All of NDLA's editorial staff need access to existing Edlib resources made by other users (even those that are potentially no longer active on the NDLA platform). For this purpose, a custom setting ensures that all resources, by default, are shared. When a user edits a resource owned by another user, a custom setting provides them with collaboration rights on the resource and adds the resource to the user's "My Content" list without making a version-controlled fork of the resource.

Editor Locking​

When users have access to all resources within a service, the system needs to handle situations where the users stand at risk of loosing content related to changes made by other users. Editor locking prevents such a scenario. With editor locking the user is notified that another user is already editing the (same) resource β€”effectively locking itβ€” and the user is given the choice to try again later or to start modifying the resource and wait for the other user's lock to be released so that their changes can be saved.

Creating Content Via The H5P Hub​

The creation of resources starts by selecting the "Create Content" tab in Edlib's header bar. This brings the user to the H5P Hub where the preview and the supported H5P types are listed.

Edlib uses the H5P hub for the purpose of content creation
Image: Edlib uses the H5P hub for the purpose of content creation

Admin Features​

Version Control​

Having used H5P from the very beginning, NDLA has a vast number of resources and needs to maintain a tight control over the upgrading of library versions. This means that the existing resources in Edlib won't be affected by a system upgrade/installation of a newer version on the same library (H5P content type). Each resource can be individually upgraded to either the next available version or directly to the latest version. In addition, the admin panel enables the maintainers to do a controlled bulk upgrade of all resources from one version to another.

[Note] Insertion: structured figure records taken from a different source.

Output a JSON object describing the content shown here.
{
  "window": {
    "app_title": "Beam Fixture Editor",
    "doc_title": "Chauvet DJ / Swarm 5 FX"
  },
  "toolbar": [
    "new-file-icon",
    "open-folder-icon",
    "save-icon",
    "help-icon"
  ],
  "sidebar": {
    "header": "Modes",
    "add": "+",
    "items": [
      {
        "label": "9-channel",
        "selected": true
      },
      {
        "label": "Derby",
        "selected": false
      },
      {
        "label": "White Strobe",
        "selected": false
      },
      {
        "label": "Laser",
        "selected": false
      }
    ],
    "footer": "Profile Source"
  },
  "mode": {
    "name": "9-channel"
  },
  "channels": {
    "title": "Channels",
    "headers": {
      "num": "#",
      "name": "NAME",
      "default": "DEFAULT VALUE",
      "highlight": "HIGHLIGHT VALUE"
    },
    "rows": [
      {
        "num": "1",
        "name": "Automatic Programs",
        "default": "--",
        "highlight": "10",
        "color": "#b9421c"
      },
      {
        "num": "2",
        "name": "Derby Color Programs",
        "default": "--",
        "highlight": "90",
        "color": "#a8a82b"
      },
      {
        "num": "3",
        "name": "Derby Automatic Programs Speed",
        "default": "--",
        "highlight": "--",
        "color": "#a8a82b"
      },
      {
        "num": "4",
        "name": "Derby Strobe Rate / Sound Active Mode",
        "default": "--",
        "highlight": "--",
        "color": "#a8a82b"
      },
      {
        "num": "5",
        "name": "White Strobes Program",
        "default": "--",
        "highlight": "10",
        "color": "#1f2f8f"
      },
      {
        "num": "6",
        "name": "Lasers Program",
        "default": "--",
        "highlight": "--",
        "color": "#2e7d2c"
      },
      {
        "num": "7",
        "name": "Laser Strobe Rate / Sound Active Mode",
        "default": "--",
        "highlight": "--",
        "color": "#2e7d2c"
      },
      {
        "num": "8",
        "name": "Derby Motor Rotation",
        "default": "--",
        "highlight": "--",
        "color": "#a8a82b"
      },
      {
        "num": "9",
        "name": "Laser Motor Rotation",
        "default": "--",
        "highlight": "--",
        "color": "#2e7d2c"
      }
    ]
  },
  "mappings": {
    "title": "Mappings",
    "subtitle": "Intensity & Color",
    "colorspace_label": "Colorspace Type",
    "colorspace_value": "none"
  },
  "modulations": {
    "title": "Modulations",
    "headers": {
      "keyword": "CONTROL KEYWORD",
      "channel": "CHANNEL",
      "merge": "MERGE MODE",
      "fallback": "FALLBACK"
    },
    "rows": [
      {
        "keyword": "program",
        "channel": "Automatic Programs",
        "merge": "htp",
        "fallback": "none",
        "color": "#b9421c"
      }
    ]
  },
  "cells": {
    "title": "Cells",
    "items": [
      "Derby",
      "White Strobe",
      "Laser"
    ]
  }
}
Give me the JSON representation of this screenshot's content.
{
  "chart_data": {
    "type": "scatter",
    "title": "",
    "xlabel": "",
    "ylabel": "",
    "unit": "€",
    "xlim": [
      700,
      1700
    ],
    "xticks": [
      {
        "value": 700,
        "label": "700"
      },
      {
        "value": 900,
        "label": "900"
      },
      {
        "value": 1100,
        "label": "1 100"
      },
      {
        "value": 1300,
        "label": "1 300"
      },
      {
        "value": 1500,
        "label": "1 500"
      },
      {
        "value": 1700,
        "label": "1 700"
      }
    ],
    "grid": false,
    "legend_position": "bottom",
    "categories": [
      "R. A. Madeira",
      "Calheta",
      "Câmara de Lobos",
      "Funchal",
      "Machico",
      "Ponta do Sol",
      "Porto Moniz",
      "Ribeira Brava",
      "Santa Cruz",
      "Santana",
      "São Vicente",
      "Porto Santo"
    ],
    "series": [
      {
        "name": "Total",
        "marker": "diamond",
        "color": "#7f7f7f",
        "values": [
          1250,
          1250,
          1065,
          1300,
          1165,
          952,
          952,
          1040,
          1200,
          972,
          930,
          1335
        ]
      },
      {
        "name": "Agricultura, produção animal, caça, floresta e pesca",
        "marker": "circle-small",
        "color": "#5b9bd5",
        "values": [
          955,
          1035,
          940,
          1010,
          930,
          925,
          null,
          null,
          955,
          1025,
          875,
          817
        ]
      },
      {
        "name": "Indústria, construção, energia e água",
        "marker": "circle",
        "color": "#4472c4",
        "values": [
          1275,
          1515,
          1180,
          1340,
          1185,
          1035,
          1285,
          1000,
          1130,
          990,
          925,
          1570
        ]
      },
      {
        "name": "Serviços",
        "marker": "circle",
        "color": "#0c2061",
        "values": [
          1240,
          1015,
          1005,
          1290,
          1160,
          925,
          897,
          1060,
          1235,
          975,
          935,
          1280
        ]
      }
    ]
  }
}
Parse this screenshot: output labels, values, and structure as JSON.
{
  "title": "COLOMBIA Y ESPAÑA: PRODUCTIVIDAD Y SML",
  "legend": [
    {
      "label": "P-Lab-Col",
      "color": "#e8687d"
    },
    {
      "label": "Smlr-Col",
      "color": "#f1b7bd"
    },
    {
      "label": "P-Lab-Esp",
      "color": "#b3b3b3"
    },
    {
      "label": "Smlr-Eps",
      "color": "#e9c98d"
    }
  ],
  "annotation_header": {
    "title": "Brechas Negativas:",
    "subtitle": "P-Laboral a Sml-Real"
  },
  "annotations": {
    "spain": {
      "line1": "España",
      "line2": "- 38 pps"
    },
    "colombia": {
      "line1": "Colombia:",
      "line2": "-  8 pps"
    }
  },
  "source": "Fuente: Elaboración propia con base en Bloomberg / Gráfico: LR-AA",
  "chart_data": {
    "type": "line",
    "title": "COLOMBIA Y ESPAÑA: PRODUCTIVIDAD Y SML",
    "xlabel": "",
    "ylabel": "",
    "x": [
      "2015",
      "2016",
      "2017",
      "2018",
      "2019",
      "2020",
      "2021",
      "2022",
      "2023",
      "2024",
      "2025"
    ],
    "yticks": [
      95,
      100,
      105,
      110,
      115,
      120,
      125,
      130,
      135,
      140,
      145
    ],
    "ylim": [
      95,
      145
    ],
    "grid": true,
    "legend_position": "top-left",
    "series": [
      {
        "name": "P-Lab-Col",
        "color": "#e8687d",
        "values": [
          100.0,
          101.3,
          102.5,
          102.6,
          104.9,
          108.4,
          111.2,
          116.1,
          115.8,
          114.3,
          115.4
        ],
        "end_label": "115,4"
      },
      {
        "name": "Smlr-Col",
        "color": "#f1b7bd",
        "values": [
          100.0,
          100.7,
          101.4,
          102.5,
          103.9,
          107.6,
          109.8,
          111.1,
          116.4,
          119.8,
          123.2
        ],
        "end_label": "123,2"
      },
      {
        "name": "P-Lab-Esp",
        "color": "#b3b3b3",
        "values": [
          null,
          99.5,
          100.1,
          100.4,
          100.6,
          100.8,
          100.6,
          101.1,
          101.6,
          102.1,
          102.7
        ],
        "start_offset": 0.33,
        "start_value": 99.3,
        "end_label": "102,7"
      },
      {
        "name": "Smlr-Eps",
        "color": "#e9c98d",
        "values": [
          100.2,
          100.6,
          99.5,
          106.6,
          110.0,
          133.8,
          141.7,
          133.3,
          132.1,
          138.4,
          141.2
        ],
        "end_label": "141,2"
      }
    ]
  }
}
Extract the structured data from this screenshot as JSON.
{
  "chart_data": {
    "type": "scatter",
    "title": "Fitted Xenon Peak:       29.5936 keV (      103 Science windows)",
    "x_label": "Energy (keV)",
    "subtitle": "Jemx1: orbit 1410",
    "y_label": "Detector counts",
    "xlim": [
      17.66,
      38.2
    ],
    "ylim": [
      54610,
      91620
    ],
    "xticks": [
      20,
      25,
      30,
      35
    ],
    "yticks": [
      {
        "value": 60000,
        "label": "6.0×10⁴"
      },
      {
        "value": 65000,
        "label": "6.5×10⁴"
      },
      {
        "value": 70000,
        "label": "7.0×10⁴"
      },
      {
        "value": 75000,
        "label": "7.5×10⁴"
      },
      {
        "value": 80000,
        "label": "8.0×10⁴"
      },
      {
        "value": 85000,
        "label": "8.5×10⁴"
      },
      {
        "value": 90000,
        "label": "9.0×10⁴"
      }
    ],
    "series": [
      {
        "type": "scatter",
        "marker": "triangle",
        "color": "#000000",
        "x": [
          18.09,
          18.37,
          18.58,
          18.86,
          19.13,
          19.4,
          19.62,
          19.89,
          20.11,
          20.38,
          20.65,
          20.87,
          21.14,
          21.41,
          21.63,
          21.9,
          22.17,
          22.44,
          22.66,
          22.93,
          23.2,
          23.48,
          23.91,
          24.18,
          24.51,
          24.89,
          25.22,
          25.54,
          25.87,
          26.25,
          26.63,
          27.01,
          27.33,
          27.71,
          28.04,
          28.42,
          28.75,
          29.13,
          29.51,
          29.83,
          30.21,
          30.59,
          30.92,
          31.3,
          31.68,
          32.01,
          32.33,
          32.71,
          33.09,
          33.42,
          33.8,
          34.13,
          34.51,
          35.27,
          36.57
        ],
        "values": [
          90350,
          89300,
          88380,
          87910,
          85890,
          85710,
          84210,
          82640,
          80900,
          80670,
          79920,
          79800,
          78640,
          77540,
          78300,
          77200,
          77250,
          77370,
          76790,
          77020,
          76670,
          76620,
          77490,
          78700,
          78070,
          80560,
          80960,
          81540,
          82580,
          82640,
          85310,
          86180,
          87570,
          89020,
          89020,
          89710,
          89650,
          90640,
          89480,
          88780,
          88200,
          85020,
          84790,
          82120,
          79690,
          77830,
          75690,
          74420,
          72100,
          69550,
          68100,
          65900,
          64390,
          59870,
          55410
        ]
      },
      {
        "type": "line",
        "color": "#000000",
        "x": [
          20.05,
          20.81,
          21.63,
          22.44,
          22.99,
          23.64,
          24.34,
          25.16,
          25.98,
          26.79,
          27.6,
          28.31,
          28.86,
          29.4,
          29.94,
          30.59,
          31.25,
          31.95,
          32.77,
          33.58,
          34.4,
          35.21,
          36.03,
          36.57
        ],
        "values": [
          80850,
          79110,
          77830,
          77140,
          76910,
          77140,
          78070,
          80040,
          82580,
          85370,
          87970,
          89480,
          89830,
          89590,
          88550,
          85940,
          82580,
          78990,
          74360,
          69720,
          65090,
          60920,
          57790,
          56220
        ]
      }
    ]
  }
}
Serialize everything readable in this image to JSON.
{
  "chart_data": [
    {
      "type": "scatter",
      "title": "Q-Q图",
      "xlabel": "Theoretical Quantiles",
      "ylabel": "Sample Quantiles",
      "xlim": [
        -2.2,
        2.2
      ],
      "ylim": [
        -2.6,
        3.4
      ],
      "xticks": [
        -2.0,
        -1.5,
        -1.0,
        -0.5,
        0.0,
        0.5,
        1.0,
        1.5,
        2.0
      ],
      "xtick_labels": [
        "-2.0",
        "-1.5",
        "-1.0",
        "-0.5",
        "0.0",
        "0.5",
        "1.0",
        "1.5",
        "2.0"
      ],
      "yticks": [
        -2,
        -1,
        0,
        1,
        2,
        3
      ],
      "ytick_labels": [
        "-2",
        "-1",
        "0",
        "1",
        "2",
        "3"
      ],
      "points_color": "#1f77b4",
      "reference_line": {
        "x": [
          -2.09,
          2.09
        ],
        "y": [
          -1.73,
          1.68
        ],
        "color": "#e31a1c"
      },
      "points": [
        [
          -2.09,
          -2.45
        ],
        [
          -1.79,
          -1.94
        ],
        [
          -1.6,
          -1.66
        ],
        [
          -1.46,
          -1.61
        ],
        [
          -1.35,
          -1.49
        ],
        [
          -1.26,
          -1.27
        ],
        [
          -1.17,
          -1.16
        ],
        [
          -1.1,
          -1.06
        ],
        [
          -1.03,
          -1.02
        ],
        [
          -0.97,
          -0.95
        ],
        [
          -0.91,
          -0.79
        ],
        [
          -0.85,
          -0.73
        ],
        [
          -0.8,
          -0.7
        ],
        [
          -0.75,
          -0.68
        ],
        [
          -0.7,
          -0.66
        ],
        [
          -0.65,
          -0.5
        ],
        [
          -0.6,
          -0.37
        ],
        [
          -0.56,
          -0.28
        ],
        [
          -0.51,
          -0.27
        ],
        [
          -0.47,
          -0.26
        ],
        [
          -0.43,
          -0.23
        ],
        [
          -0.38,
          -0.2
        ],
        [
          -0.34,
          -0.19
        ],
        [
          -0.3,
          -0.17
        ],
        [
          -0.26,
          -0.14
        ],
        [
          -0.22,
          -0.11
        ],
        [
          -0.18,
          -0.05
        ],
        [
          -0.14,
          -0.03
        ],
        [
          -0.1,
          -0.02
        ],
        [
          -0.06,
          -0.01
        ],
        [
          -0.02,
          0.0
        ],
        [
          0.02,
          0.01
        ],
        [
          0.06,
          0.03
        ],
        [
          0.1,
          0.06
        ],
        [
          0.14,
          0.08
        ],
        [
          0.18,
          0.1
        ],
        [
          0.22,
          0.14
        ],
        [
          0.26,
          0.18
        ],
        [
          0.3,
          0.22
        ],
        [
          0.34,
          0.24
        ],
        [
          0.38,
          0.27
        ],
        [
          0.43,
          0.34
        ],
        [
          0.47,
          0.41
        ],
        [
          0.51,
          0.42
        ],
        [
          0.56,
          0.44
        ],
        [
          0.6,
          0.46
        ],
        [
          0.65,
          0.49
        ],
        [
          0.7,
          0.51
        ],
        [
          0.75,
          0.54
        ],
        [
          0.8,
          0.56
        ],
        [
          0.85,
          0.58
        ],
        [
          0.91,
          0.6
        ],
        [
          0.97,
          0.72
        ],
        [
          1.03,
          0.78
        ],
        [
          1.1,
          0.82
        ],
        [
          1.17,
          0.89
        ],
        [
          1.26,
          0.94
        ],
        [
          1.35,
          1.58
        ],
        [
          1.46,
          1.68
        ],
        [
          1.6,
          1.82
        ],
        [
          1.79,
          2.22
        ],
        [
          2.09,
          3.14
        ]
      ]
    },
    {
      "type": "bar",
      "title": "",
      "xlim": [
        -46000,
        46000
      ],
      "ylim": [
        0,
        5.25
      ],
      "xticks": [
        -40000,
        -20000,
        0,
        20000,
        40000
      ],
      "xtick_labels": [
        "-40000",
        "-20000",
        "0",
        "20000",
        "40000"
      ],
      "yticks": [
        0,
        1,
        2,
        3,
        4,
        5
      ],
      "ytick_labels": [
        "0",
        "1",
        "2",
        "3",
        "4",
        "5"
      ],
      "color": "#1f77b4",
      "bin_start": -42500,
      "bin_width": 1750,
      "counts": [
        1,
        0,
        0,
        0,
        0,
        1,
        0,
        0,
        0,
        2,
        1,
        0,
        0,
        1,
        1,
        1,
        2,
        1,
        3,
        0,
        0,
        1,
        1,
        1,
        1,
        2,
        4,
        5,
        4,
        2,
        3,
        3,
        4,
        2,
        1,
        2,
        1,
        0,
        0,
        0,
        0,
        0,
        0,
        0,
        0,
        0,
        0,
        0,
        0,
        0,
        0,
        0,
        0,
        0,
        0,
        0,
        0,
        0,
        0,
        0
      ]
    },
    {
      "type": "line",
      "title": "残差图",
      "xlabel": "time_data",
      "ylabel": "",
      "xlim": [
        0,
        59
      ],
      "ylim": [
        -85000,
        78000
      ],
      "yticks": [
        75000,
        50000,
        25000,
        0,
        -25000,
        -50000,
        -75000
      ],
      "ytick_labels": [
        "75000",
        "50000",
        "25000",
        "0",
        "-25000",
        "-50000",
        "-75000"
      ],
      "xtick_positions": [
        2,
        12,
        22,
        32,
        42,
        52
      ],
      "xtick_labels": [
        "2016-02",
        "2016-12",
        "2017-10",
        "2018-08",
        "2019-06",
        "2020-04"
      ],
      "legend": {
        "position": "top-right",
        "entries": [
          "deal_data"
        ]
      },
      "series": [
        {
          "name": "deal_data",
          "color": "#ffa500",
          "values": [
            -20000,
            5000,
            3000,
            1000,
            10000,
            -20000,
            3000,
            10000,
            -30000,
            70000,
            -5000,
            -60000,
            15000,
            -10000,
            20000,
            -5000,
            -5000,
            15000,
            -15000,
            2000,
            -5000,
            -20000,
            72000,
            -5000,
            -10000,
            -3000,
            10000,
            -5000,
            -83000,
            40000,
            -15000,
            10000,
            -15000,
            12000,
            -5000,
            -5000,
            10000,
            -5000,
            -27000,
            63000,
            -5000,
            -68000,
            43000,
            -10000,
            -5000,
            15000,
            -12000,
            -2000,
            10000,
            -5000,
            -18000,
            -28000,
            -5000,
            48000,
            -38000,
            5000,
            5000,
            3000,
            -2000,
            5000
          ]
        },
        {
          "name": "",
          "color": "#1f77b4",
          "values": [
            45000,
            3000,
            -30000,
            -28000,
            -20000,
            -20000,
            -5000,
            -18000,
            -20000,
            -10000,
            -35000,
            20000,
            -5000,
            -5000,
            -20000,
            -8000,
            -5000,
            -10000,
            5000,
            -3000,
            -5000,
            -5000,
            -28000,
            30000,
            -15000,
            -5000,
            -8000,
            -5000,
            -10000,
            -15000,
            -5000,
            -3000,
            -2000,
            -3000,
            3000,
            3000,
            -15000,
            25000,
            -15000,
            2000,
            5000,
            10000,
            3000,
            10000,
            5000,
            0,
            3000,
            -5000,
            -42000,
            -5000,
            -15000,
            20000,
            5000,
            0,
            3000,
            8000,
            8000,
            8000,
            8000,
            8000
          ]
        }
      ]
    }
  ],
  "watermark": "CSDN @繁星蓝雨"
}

Overview of installed libraries of Course Presentation with content and possibility for bulk upgrade
Image: Overview of installed libraries of Course Presentation with content and possibility for bulk upgrade

To ensure consistency regarding content type versions, Edlib will prohibit users from uploading resources with unsupported versions through the H5P hub, making upgrading a task for authorized users only.

Enabled H5P Types​

Edlib supports all H5P content types, and NDLA has chosen the varieties they want to keep in their H5P hub. This gives NDLA control over what content types are used. It also provides NDLA the possibility of doing a qualified review/test of the types they want before deciding to enable them for the organization as a whole. The review and testing are done in their test environment. It's important to note that all former H5P content types, with content, will be visible for filtering and search purposes within Edlib even if the content type has been disabled for the purpose of creating new content.

Custom H5P Content Types​

NDLA has developed several H5P content types from scratch and forked existing official H5P types to add wanted functionality. These content types were made to meet the demands for providing high-quality learning resources. The content types are made to work within Edlib and in general installations of H5P, for exmaple, via WordPress plugins. Each of the content types is accessible as a separate repository on NDLA's GitHub accounts, https://github.com/NDLANO and https://github.com/NDLA-H5P.

Summary​

Through Edlib, NDLA gets to cherry-pick the best from the H5P world and mix it with custom types made from scratch or forked from existing ones. NDLA meets their custom demands and features while keeping superior control over the content and versions. Finally, NDLA gets to be a part of the development of Edlib through their own requirements and inspiring dedication to digital learning through open educational resources. A perfect fit for Edlib.